Grounded in Middle America
Serving on the board of Chronicles: A Magazine of American Culture is a joy because of the relationships between its members. Sadly, when Mary Kohler passed away last spring, we lost one of the board’s great longtime members and a friend to Chronicles. She and her husband Terry hosted many board retreats at Windway, the family’s historic house near Kohler, the town founded around their family’s manufacturing company.
Mary was raised in the same town in which Chronicles was founded, Rockford, Illinois, a major manufacturing center and what became ground zero for one of the major consequences of the globalization of the United States: deindustrialization.
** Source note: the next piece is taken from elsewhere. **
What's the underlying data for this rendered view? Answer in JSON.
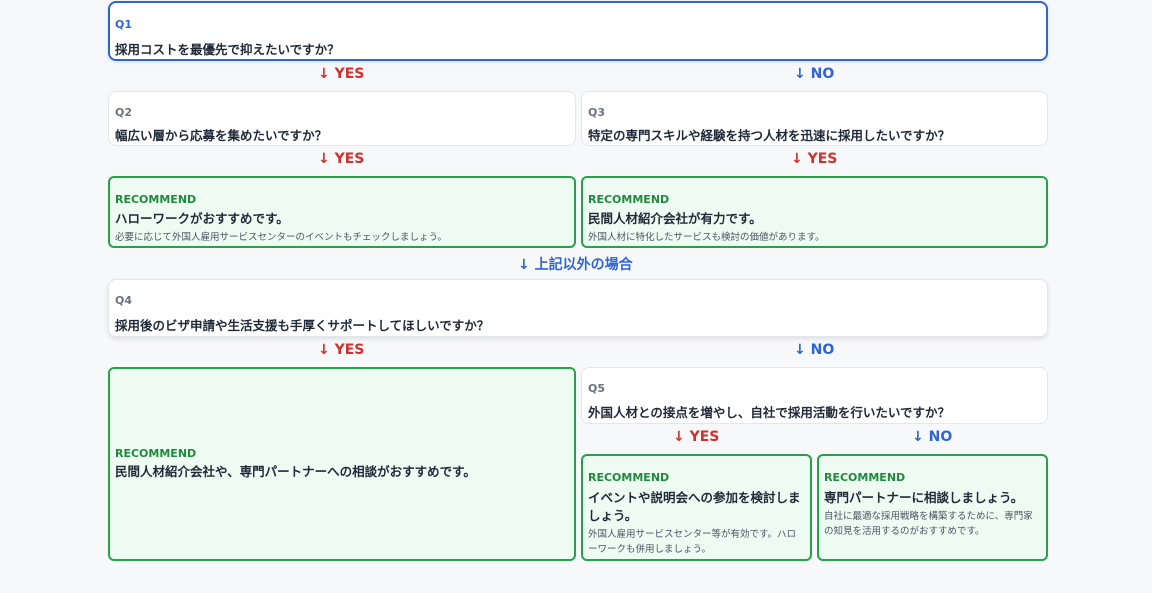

She earned a geology degree from the University of Wisconsin, Madison; as a fellow geologist, this shared interest cemented our friendship.
Thomas Fleming, Chronicles Editor-in-Chief for 30 years, likely had Mary in mind when he wrote, “There’s no one wiser than a wise old woman.” For Mary, however, age was just a number, as she possessed high energy and an agile mind. Our board meetings would often include a full-day session of Fleming’s rants on the outrages du jour as well as former Chairman David Hartman’s extended lectures on why Europe’s Value Added Tax was really a tariff by another name. In the afternoons, Mary would rally the troops with a walking tour of the countryside around Windway. A careful student of the natural world, she would share her wealth of knowledge on the types of native plant species, the qualities of the soil nourishing her garden, and the intensity of Eastern Wisconsin’s growing season. It was a welcome second wind to carry us through our meetings and on to dinner, where we would enjoy high talk and higher laughter.
Publishing a principled, thoughtful print magazine like Chronicles is not easy, but the 1990s and 2000s were particularly tough. Its editors and writers had no friends within Conservatism Inc. Chronicles argued against ceaseless foreign wars, open borders, and academic hucksters and pointed out the foibles of offshoring U.S. manufacturing, degrading the environment, deficit spending, and consolidating political and monetary power in Washington, D.C., New York, and in the globalist capitals of Europe. They offered instead hopeful historical examples of how to think and act as free citizens in a republic, properly understood. How to sum it up nicely? Chronicles didn’t exactly follow the zeitgeist of the times.
Many wondered if Chronicles would survive. Who wanted to read about preserving and pursuing the good, the true, and the beautiful in the “little platoons” of America when neoconservatives like George W. Bush speechwriter David Frum, National Review Editor Rich Lowry, and Weekly Standard Editor Bill Kristol were having so much fun and profit attacking the Hitler-of-the-Week and safely snarking about the clownish-but-loveable Republicans?
Rather than joining the bandwagon for foreign wars or piling on easy targets, Chronicles dared to criticize these New York- and D.C.-approved elite “conservatives.” Writing in the pages of Chronicles didn’t exactly meet Dale Carnegie’s definition of winning friends and influencing people—nor was publishing such a pugnacious and uncompromising magazine an easy way to raise funds from the Yes-But-Less conservative crowd.
Chronicles endured those times and emerged perhaps a bit poorer, but with its integrity intact. Since the advent of Donald Trump and America’s populist right, Chronicles has been recognized as having been right all along about where America was and where she was headed. I nearly wrecked my truck in January 2016 when I heard Rush Limbaugh devote an entire show to how Sam Francis predicted the rise of Trump 20 years earlier in Chronicles. Rooted in an understanding of human nature, the analysis one finds in our magazine is timeless.
Through all our struggles, Mary remained a steadying influence. Her Midwestern horse sense and calm resolve induced a sense of balanced confidence within the rest of us. It’s no exaggeration to say that Mary and Terry’s financial and emotional support proved critical to the ultimate success of Chronicles. Terry passed away in September 2016, but Mary soldiered on and would always say how grateful she was for her years with Terry. Together they spent countless hours on charitable pursuits, including ministering to and inspiring hundreds of married couples, as well as saving thousands of endangered birds, including, to my delight, the Whooping Crane, which visits my home in South Texas each winter.
I recently found a card Mary sent me for Epiphany in 2019. “My 90 years have apparently slowed me down,” she wrote, before relaying travels and activities that would overwhelm a much younger woman, including lavishing affection on four great-grandkids under her wing. “I still walk most days, do therapy, cook, read what you send me on the computer and delete lots of junk,” she wrote. She ended by asking me to pray “that Jesus will enter more hearts and bring wise thoughts, good families, health, and charity to all—especially those who are hurting.” On her behalf, I ask our readers to share those prayers as well.